Re: [RFC 0/2] Memoryless nodes and kworker

linux-mm.kvack.org archive mirror
 help / color / mirror / Atom feed

From: Nish Aravamudan <nish.aravamudan@gmail.com>
To: Tejun Heo <tj@kernel.org>
Cc: Nishanth Aravamudan <nacc@linux.vnet.ibm.com>,
	Benjamin Herrenschmidt <benh@kernel.crashing.org>,
	Joonsoo Kim <iamjoonsoo.kim@lge.com>,
	David Rientjes <rientjes@google.com>,
	Wanpeng Li <liwanp@linux.vnet.ibm.com>,
	Jiang Liu <jiang.liu@linux.intel.com>,
	Tony Luck <tony.luck@intel.com>,
	Fenghua Yu <fenghua.yu@intel.com>,
	linux-ia64@vger.kernel.org,
	Linux Memory Management List <linux-mm@kvack.org>,
	linuxppc-dev@lists.ozlabs.org,
	"linux-kernel@vger.kernel.org" <linux-kernel@vger.kernel.org>
Subject: Re: [RFC 0/2] Memoryless nodes and kworker
Date: Fri, 18 Jul 2014 11:12:01 -0700	[thread overview]
Message-ID: <CAOhV88O03zCsv_3eadEKNv1D1RoBmjWRFNhPjEHawF9s71U0JA@mail.gmail.com> (raw)
In-Reply-To: <20140718180008.GC13012@htj.dyndns.org>

[-- Attachment #1: Type: text/plain, Size: 3191 bytes --]

Hi Tejun,

[I found the other thread where you made these points, thanks you for
expressing them so clearly again!]

On Fri, Jul 18, 2014 at 11:00 AM, Tejun Heo <tj@kernel.org> wrote:
>
> Hello,
>
> On Fri, Jul 18, 2014 at 10:42:29AM -0700, Nish Aravamudan wrote:
> > So, to be clear, this is not *necessarily* about memoryless nodes. It's
> > about the semantics intended. The workqueue code currently calls
> > cpu_to_node() in a few places, and passes that node into the core MM as
a
> > hint about where the memory should come from. However, when memoryless
> > nodes are present, that hint is guaranteed to be wrong, as it's the
nearest
> > NUMA node to the CPU (which happens to be the one its on), not the
nearest
> > NUMA node with memory. The hint is correctly specified as cpu_to_mem(),
>
> It's telling the allocator the node the CPU is on.  Choosing and
> falling back the actual allocation is the allocator's job.

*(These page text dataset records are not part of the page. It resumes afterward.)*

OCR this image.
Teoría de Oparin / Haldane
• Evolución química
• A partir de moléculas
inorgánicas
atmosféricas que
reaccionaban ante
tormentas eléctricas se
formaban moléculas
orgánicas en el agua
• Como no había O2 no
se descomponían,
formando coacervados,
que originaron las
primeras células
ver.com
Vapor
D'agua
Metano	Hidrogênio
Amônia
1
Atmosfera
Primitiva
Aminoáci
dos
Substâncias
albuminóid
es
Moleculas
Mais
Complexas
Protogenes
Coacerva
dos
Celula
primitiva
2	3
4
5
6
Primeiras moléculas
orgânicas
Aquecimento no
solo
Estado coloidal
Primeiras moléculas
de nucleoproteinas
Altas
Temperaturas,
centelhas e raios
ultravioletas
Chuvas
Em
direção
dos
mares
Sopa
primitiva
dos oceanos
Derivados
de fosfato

Ok, I agree with you then, if that's all the semantic is supposed to be.

But looking at the comment for kthread_create_on_node:

 * If thread is going to be bound on a particular cpu, give its node
 * in @node, to get NUMA affinity for kthread stack, or else give -1.

so the API interprets it as a suggestion for the affinity itself, *not* the
node the kthread should be on. Piddly, yes, but actually I have another
thought altogether, and in reviewing Jiang's patches this seems like the
right approach:

why aren't these callers using kthread_create_on_cpu()? That API was
already change to use cpu_to_mem() [so one change, rather than of all over
the kernel source]. We could change it back to cpu_to_node and push down
the knowledge about the fallback.

> > which does the right thing in the presence or absence of memoryless
nodes.
> > And I think encapsulates the hint's semantics correctly -- please give
me
> > memory from where I expect it, which is the closest NUMA node.
>
> I don't think it does.  It loses information at too high a layer.
> Workqueue here doesn't care how memory subsystem is structured, it's
> just telling the allocator where it's at and expecting it to do the
> right thing.  Please consider the following scenario.
>
>         A - B - C - D - E
>
> Let's say C is a memory-less node.  If we map from C to either B or D
> from individual users and that node can't serve that memory request,
> the allocator would fall back to A or E respectively when the right
> thing to do would be falling back to D or B respectively, right?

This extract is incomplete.